Figure 4. Predictive maintenance model using data streams.

Note that even if the drift detection application determines that there has been a significant change in the observed data, that does not necessarily mean the machine learning model is outdated. The application cannot determine if the model is outdated until it obtains response values (or labels) for the newly observed data, which it does by propagating the new data through the physics-based SOH model. At that point, the application can compare the response values from the physics-based model with the response values from the machine learning model; if the values vary significantly, it is time to invoke the Auto ML component with the new data and automatically create a new machine learning model optimized for the data now coming in from the fleet.

It's fair to ask why we need a machine learning model to predict a battery’s state of health if we can estimate it via simulation in the first place.

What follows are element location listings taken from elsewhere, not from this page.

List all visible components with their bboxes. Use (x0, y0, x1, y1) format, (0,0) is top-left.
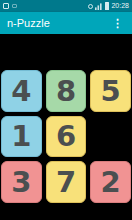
signal-icon (95, 3, 102, 10)
tile-5[interactable]: 5 (90, 70, 131, 112)
empty-cell (90, 116, 131, 158)
tile-number: 8 (56, 74, 76, 108)
tile-7[interactable]: 7 (46, 161, 87, 203)
phone-screen: 20:28 n-Puzzle ⋮ 4 8 5 1 6 3 7 2 (0, 0, 132, 220)
notification-icon (12, 4, 17, 8)
tile-2[interactable]: 2 (90, 161, 131, 203)
tile-number: 4 (11, 74, 31, 108)
screenshot-notification-icon (3, 3, 9, 9)
tile-number: 2 (101, 165, 121, 199)
tile-number: 1 (11, 119, 31, 153)
status-bar: 20:28 (0, 0, 132, 12)
app-title: n-Puzzle (7, 17, 50, 29)
tile-number: 3 (11, 165, 31, 199)
tile-8[interactable]: 8 (46, 70, 87, 112)
puzzle-board: 4 8 5 1 6 3 7 2 (1, 70, 131, 203)
tile-number: 7 (56, 165, 76, 199)
tile-4[interactable]: 4 (1, 70, 42, 112)
overflow-menu-icon[interactable]: ⋮ (110, 12, 125, 34)
status-bar-right: 20:28 (88, 0, 129, 12)
tile-number: 5 (101, 74, 121, 108)
tile-6[interactable]: 6 (46, 116, 87, 158)
alarm-icon (88, 4, 93, 9)
tile-1[interactable]: 1 (1, 116, 42, 158)
battery-icon (105, 2, 109, 10)
tile-3[interactable]: 3 (1, 161, 42, 203)
app-bar: n-Puzzle ⋮ (0, 12, 132, 34)
tile-number: 6 (56, 119, 76, 153)
status-bar-clock: 20:28 (111, 0, 129, 12)
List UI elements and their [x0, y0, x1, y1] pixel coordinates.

The answer is that the ML model can generate predictions in near real time—much faster than is possible via physics-based simulations. 

A Scalable, Generalizable Architecture

We designed the architecture for automating ML Ops to be horizontally scalable. Both the prediction and the monitoring components run on MATLAB Production Server and the model training is done on MATLAB Parallel Server (Figure 5). The architecture is also generalizable. Although our example focused on predictive maintenance and drift detection for electric buses, the architecture can be easily adapted to other applications and use cases. For example, the physics-based Simulink model can be replaced with a numerical model developed in MATLAB. Likewise, many of the off-the-shelf components that we used—such as Apache Kafka for data streaming, Grafana for the dashboard framework—can be replaced with other cloud-native services. 

Diagram depicting the horizontally scalable architecture of the ML Ops.

Figure 5. Horizontally scalable architecture for automating ML Ops.

The use of off-the-shelf components enabled us to focus on the architecture instead of implementation details, much like a fully automated ML Ops cycle enables data scientists to focus on designing machine learning solutions instead of managing IT administration details.